Bei gemäßigten Parteifreunden stößt Ashley damit allerdings auf wenig Gegenliebe. Manche von ihnen fürchten nach einem Sturz Johnsons eine noch stärkere Radikalisierung der weißen Südstaaten-Bevölkerung. Tatsächlich verzeichnet der Ende 1865 von ehemaligen Offizieren der Konföderierten-Armee gegründete Ku-Klux-Klan in Staaten wie Georgia, Alabama oder Tennessee enormen Zulauf und verfügt Anfang 1867 angeblich bereits über mehrere hunderttausend Mitglieder. Mit der Wahl des Ex-Südstaaten-Generals Nathan Bedford Forrest zum „Großen Hexenmeister“ gibt sich der für zahlreiche Morde an Schwarzen und mit den Republikanern sympathisierenden „Scalawags“ verantwortliche Geheimbund daraufhin erstmals eine überregionale Struktur. Vor diesem Hintergrund scheitert letztlich Johnsons Abwahl – wenn auch denkbar knapp. Bei der entscheidenden Abstimmung am 16. Mai 1868 fehlt lediglich eine einzige Stimme.

Dass die Auseinandersetzungen auf der anderen Seite des Atlantiks in Heinrichs Familie im Detail verfolgt werden, ist eher unwahrscheinlich. Etwas genauer als andere dürften Vater Hermann und Mutter Gesine allerdings schon hinschauen, denn Heinrichs ältester Halbbruder Hermann Jr. ist Anfang 1864 noch während des Bürgerkriegs in die USA ausgewandert und lebt seither in Iowa. Der zweite Halbbruder Johann Hinrich nimmt nur wenige Monate nach Heinrichs Geburt denselben Weg, und schon im April 1869 steht der nächste Abschied an: Auch Halbschwester Mette und Bruder Johann Christian machen sich bereit für die große Überfahrt. Dabei scheint insbesondere Heinrich und der damals 15-jährigen Mette die Trennung voneinander schwerzufallen: Erzählungen aus der Familie zufolge verbindet beide seit Heinrichs Geburt ein sehr inniges Verhältnis.
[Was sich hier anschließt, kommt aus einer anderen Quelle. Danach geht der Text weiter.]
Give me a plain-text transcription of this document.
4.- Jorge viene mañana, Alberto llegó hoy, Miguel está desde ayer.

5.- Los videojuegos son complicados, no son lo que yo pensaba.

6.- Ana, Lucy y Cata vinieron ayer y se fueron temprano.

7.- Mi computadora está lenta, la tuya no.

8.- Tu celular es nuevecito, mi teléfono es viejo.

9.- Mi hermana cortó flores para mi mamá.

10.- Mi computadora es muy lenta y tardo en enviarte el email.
Heinrichs im Dezember 1871 geborener Bruder Johann Diedrich stirbt – wie zuvor schon der ältere Bruder Heinrich Diedrich – wenige Wochen nach der Entbindung. Gemäß dem Jüngstenrecht in der Gemeinde Hude wäre Heinrich also legitimer Erbe des 1793 begründeten Brockshus-Hofes. Ob der Antritt dieses Erbes je eine Option ist, lässt sich heute nicht mehr mit Gewissheit sagen. Doch obwohl nahezu parallel zu Johann Diedrichs Tod die Nachricht aus den USA eintrifft, dass Halbbruder Johann Hinrich nur fünf Jahre nach seiner Auswanderung in Iowa verstorben ist, scheinen die sonstigen Botschaften von der anderen Seite des Atlantiks ganz überwiegend positiver Natur zu sein. Vermutlich steht deshalb für Heinrichs Eltern schon vor dessen Einschulung fest, die Verbindung zum immer noch sehr obrigkeitsstaatlich regierten Deutschland über kurz oder lang ganz zu kappen und mit der kompletten Familie auszuwandern. Dass in diesen Überlegungen der beim Verkauf des Hofes zu erzielende Kaufpreis eine wichtige Rolle bei der Finanzierung der Schiffs-Tickets spielt, liegt auf der Hand.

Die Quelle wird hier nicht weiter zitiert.